C’était un design intéressant avec de nombreuses innovations. Les clients apprécient cet appareil silencieux. Mais nous n’avons pas un produit satisfaisant, notamment en classe affaires. Le coût de la rénovation des cabines est l’une des raisons de notre décision de ne plus les faire voler à partir de 2022. Investir 31 millions d’euros pour rénover et 55 millions d’euros pour la maintenance de chacun des sept appareils, ce n’est pas raisonnable. Avec ses quatre réacteurs, il dépense beaucoup de carburant, et conserver une aussi petite flotte n’est pas efficace. De plus, cet avion ne donne accès qu’à un nombre limité d’aéroports et de liaisons.
L’État néerlandais est entré au capital en début d’année après des inquiétudes aux Pays-Bas sur la gouvernance. Vos relations avec Pieter Elbers sont-elles apaisées?

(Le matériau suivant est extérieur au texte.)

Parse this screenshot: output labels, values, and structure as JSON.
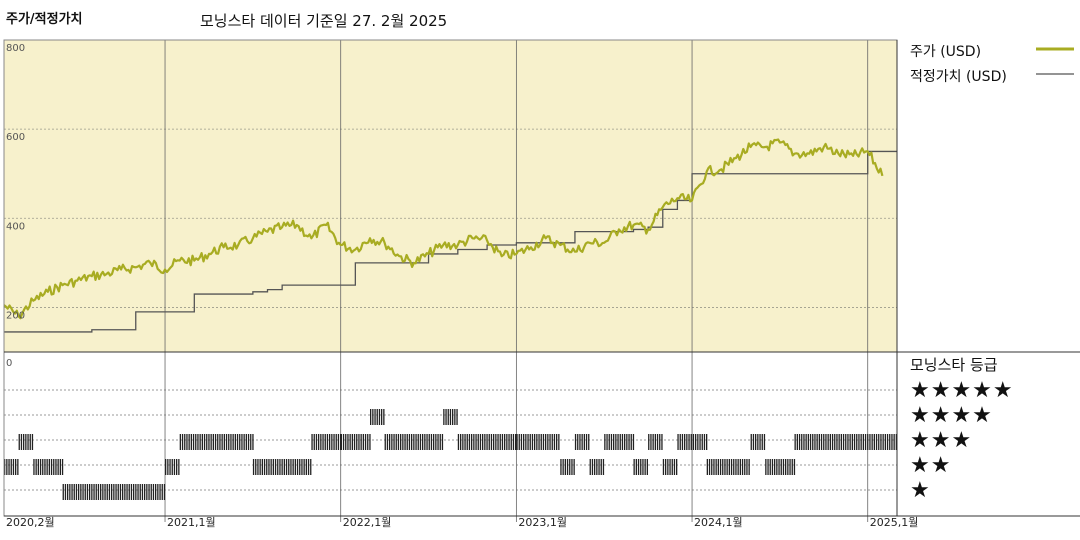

Le fait qu’un nouveau directeur général «neutre», ni français ni néerlandais prenne la tête du groupe était nouveau. Mon souhait était que la gouvernance soit claire comme dans n’importe quel groupe. La réaction a été émotionnelle aux Pays-Bas et j’ai tenu à clarifier les choses. Il est vrai que l’arrivée de l’État néerlandais au capital a été une vraie surprise pour moi. Les deux États discutent à présent sur ce qui leur paraît être le mieux pour l’avenir. Je crois que le fait que chaque pays soit très attaché à sa compagnie est un formidable atout pour le groupe.